I discovered I learn best when fully engaged, with a paintbrush, sculpture tools or set of controls in my hands, doing things at that very moment. I learned all my kanji on train station platforms, where knowing the difference between kaisoku and kakueki meant the difference between getting to work on time or watching my stop sail by. Unfortunately, the full immersion Japanese and aviation courses are prohibitively expensive these days, and I haven’t found an art techniques class that fits yet.
Wendy, that’s like a thousand years of college right there. 🙂 I take it you’ll be my classmate in Heavenly University? I’m going to have my own carrel in the library.
I would take courses in gardening, so that my garden would be an adventure in color throughout the summer.
Wendy, can we send my daughter to those profs? She already knows everything. If she doesn’t know it, we don’t know it either. If this is age 7, I dread 14!
Just the other day I remarked that Heaven is going to be the best Honors seminar ever, and one of my friends remarked that for me, Heaven *would* be an Honors seminar.
If I could take any class–I would spend the rest of my life in the Honors program. Here, it’s a twice-weekly class on the Great Books, which students discuss amongst themselves. Taught by anybody–I love all my Honors professors (who are more like zookeepers than teachers) but if I had to pick I’d say the one I had first semester, dear Dr. S. Crusty old fellow who thinks people should learn for the sake of gaining knowledge, not taking tests. I love him.
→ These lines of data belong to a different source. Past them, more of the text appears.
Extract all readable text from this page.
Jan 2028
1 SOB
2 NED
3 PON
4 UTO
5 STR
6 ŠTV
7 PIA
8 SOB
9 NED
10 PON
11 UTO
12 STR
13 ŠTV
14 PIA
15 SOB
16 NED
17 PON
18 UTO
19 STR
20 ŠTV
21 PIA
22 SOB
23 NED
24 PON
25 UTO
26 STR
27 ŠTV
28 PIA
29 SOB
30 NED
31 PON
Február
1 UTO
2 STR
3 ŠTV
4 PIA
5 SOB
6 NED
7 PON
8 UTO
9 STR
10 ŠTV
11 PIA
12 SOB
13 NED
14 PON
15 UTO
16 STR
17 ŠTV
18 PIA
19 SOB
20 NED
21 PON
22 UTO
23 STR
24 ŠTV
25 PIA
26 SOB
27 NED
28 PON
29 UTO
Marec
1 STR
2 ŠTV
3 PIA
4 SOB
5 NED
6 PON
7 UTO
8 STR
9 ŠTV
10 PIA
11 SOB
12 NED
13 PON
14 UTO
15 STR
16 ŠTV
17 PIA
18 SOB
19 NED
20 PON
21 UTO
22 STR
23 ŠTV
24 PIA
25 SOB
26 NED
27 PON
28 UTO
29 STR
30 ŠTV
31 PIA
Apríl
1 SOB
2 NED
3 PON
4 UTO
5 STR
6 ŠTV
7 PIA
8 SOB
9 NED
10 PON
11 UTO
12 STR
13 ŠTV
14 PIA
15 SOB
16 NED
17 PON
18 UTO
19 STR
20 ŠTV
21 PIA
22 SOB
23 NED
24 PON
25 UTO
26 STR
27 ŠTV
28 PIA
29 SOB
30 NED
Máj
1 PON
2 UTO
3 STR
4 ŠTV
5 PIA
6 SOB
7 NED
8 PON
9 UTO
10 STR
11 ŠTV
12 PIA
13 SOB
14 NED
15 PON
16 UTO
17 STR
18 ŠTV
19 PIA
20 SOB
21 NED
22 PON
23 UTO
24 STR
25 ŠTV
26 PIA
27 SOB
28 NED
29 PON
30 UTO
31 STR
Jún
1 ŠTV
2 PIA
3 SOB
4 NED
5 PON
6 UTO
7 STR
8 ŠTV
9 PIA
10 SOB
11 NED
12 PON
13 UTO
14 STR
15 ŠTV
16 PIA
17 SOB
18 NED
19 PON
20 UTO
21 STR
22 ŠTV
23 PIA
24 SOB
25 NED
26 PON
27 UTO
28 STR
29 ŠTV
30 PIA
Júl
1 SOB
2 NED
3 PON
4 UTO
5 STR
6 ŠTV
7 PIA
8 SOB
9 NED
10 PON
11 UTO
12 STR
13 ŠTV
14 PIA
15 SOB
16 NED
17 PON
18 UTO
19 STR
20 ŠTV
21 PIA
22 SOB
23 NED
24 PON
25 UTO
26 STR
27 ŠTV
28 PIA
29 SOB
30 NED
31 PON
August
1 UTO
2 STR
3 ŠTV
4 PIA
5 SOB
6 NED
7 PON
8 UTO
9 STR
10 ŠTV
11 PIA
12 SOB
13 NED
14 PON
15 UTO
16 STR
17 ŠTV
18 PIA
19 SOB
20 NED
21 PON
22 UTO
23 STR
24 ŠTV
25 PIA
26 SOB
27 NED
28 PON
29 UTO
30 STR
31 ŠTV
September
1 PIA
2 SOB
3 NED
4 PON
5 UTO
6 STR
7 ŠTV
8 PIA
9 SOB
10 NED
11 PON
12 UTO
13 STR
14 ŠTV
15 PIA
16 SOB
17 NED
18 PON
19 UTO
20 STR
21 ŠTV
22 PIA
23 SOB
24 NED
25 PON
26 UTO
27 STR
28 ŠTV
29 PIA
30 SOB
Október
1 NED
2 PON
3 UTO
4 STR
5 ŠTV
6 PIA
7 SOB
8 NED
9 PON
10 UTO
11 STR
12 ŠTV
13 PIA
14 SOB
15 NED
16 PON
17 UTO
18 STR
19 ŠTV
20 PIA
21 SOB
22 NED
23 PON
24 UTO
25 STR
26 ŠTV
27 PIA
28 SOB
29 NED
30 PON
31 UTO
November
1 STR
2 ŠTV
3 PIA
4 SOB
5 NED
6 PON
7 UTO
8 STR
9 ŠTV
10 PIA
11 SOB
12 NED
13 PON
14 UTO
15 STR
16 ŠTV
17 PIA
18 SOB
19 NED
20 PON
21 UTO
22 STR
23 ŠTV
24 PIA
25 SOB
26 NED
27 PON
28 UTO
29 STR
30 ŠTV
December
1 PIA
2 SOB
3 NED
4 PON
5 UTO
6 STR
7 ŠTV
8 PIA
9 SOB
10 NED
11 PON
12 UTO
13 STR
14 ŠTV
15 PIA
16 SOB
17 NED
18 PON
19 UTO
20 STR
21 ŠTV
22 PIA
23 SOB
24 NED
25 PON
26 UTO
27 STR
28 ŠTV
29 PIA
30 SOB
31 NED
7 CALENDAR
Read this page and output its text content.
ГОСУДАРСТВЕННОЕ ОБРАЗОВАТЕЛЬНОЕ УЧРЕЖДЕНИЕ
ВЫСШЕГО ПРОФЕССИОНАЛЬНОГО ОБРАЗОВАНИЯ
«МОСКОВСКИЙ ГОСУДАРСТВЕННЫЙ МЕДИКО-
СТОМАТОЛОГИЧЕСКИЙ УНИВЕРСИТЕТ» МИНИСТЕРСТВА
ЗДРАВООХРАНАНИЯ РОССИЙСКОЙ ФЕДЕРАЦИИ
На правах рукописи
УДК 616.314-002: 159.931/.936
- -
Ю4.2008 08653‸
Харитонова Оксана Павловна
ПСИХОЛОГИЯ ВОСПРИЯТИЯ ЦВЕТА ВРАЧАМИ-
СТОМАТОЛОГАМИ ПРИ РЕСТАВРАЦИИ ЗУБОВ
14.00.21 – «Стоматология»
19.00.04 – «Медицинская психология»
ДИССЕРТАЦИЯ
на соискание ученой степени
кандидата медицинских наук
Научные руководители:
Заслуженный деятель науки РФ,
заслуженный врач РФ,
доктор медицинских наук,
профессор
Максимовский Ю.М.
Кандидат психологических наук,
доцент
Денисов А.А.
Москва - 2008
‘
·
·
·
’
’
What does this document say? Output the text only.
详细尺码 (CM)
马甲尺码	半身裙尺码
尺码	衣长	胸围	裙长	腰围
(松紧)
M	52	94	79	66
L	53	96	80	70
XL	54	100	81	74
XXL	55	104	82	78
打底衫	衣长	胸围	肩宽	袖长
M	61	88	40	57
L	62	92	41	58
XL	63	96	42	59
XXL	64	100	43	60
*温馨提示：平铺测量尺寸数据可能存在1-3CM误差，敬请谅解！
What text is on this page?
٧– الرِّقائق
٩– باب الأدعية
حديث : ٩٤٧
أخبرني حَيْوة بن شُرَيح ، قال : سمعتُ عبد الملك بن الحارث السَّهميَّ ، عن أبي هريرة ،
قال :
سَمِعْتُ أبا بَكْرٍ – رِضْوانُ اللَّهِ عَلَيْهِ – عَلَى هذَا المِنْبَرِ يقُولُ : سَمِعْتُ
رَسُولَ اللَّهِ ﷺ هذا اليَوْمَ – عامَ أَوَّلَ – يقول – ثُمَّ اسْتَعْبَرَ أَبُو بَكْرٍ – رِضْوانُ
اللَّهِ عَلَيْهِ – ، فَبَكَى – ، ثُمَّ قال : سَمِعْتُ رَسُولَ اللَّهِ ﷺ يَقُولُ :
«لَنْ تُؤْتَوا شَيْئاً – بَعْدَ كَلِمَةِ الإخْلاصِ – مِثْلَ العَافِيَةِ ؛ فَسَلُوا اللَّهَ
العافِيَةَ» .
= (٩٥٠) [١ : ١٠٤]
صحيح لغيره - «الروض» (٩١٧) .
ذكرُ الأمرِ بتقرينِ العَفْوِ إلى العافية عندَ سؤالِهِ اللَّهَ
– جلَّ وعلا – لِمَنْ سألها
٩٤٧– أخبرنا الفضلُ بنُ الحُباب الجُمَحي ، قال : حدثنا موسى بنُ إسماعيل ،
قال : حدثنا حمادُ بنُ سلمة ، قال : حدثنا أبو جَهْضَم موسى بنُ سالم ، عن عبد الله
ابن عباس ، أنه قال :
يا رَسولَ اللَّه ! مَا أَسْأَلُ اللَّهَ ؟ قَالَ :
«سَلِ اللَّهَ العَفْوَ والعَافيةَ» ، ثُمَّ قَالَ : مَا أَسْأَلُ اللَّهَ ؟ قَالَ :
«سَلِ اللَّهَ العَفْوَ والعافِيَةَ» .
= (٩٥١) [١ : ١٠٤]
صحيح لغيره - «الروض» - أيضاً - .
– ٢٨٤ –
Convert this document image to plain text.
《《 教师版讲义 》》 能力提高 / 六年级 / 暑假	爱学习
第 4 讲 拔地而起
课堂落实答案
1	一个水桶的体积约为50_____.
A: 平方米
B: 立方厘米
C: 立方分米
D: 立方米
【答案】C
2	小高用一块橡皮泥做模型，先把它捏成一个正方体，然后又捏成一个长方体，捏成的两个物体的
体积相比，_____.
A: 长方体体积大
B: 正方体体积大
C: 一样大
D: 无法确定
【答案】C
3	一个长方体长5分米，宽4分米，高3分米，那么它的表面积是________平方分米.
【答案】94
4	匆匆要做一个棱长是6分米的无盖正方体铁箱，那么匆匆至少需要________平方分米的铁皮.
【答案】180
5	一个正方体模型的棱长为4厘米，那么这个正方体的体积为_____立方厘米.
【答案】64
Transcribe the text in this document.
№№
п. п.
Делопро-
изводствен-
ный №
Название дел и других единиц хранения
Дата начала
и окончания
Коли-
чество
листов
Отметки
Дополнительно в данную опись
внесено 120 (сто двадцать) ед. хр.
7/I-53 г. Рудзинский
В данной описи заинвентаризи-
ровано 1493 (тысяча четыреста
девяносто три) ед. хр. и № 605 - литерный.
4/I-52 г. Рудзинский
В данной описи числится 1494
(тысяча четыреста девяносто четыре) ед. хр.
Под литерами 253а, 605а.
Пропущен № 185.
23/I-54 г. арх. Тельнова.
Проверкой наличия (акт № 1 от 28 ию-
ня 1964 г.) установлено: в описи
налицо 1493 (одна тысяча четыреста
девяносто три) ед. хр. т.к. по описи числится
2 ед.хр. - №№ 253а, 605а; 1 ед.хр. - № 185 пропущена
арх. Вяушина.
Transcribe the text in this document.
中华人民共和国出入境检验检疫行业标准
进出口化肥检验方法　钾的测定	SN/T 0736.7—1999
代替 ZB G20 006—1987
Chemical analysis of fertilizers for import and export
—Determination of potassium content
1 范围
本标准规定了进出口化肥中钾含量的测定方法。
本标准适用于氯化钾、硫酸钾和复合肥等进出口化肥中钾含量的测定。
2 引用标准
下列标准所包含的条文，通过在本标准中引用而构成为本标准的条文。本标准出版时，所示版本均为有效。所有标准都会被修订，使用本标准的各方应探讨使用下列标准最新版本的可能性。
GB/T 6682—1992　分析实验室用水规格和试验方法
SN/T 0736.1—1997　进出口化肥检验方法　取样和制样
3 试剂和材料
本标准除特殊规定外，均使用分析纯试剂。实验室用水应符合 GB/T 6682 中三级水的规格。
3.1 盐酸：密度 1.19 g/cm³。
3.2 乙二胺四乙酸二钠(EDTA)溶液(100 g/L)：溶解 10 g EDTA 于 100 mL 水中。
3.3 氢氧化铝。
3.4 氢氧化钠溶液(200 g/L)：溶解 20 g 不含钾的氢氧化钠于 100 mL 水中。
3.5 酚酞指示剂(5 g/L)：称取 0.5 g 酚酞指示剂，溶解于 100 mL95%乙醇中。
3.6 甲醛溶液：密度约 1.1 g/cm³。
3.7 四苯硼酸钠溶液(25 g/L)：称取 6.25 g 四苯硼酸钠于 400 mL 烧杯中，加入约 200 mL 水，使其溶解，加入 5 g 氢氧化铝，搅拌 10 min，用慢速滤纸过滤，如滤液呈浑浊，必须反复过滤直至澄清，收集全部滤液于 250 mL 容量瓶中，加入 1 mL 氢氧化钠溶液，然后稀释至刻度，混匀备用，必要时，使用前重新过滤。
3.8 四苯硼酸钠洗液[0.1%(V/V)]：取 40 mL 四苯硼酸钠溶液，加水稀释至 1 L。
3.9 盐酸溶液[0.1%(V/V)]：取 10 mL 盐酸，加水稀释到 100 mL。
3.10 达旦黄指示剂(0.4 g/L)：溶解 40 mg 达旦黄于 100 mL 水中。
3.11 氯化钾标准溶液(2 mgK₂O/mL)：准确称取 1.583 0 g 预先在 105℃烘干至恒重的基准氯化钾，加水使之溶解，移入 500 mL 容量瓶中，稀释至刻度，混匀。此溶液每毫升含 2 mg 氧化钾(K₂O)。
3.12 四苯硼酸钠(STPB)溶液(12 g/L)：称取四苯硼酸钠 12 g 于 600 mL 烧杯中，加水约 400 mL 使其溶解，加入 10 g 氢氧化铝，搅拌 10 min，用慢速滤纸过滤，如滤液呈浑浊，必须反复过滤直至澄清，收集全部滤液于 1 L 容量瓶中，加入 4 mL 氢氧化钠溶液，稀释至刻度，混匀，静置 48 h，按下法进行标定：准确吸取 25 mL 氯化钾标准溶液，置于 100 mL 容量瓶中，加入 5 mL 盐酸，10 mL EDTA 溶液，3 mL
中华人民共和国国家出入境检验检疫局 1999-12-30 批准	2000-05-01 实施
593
Reading Wendy’s answer made me remember how much I’d like to learn to fly. Of course, in Heaven, I’d have actual hand-eye co-ordination, right? So I wouldn’t be a complete and total liability?
And can my dream instructor be a fictional person? 😀
I’m also fascinated by languages. I’d love to take Russian up again (I only ever managed a year of it at school, and I can’t get much beyond the alphabet) and I’d love to know more about things like how they figured out Linear B and hieroglyphics.
I don’t think it would much matter to me what the course was on, as long as it was taught by someone knowledgeable and enthusiastic. But I definitely want a physics course taught by Richard Feynman in there somewhere.